Os números mostram a necessidade de crescimento. Desde 2013, ano em que a crise econômica começou, foram 21 mil postos de trabalho fechados nas principais cidade da Serra, a maioria em Caxias do Sul _ embora 2018 tenha sinalizado com mais contratações do que demissões. O setor que mais clama por apoio é o da indústria. O estágio de desenvolvimento com parque instalado, diversificado e especializado é um ponto forte, mas segmento se fragiliza pela baixa cultura voltada à tecnologia, a retração dos últimos anos, desigualdade de renda entre os municípios e desindustrialização forçada pelas importações da China, entre outros dilemas.

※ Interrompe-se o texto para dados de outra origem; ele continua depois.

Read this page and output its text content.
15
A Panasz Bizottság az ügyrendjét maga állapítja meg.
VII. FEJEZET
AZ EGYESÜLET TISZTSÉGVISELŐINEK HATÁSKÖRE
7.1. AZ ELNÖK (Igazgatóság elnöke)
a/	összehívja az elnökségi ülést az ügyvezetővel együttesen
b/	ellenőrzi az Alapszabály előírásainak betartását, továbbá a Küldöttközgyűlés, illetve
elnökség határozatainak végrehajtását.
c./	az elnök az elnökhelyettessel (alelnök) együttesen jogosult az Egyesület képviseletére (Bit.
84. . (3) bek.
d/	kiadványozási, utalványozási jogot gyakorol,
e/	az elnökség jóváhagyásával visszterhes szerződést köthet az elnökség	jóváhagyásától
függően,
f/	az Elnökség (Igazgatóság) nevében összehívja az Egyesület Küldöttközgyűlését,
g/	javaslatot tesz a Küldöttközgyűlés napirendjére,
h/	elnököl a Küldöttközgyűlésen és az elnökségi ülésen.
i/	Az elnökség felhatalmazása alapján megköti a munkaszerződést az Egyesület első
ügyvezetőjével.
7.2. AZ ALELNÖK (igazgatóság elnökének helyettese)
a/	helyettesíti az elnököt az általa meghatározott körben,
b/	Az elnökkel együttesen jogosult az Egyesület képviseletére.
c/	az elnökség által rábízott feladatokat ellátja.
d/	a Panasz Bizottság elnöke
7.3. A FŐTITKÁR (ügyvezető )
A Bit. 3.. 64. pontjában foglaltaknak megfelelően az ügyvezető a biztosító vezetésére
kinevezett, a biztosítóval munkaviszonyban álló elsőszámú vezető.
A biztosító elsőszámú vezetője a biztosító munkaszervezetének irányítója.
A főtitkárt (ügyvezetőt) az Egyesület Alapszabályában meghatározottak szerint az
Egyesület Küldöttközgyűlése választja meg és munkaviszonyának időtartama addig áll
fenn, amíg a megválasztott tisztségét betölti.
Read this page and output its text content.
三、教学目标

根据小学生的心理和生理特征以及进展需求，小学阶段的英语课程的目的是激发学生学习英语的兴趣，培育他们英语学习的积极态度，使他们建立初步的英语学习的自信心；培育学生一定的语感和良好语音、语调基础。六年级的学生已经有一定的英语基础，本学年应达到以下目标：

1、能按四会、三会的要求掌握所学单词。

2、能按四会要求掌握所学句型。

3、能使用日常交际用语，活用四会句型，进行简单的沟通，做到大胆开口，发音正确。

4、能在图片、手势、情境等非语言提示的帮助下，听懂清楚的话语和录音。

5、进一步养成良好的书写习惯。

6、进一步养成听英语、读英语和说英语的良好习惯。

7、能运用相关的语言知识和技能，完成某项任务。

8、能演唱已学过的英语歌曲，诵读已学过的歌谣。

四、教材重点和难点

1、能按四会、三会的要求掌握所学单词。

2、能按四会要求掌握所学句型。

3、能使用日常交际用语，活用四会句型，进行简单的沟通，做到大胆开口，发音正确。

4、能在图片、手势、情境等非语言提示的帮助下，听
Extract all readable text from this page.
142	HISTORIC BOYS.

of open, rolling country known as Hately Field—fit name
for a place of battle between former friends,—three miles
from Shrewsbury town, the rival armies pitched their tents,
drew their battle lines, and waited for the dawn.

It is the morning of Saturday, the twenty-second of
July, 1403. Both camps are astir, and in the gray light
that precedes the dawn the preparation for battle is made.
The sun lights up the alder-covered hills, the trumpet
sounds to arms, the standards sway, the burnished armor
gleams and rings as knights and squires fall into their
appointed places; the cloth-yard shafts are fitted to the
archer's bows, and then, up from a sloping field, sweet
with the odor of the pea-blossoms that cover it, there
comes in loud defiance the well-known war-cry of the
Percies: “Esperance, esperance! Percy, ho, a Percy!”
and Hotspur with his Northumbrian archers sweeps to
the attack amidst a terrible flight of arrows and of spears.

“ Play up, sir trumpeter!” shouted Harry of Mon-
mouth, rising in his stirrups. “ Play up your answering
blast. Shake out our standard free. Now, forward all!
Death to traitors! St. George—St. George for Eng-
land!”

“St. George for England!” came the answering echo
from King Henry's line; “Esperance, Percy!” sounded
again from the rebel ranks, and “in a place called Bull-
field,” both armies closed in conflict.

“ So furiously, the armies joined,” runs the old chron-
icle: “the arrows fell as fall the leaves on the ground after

— Há um movimento de repensar a cidade para daqui 20/40 anos. Existe o que trouxe Caxias do Sul até aqui agora, mas hoje precisamos reavaliar modelos tradicionais, as matrizes da Serra, para atrair talentos. Aqui se perde muito os talentos por falta de incentivos. São empresas, startups, ideias que não encontram ambiente favorável para continuar, expandir — constata a diretora de Projetos e Inovação da Câmara de Indústria, Comércio e Serviços (CIC) de Caxias do Sul, Grasiela Tesser.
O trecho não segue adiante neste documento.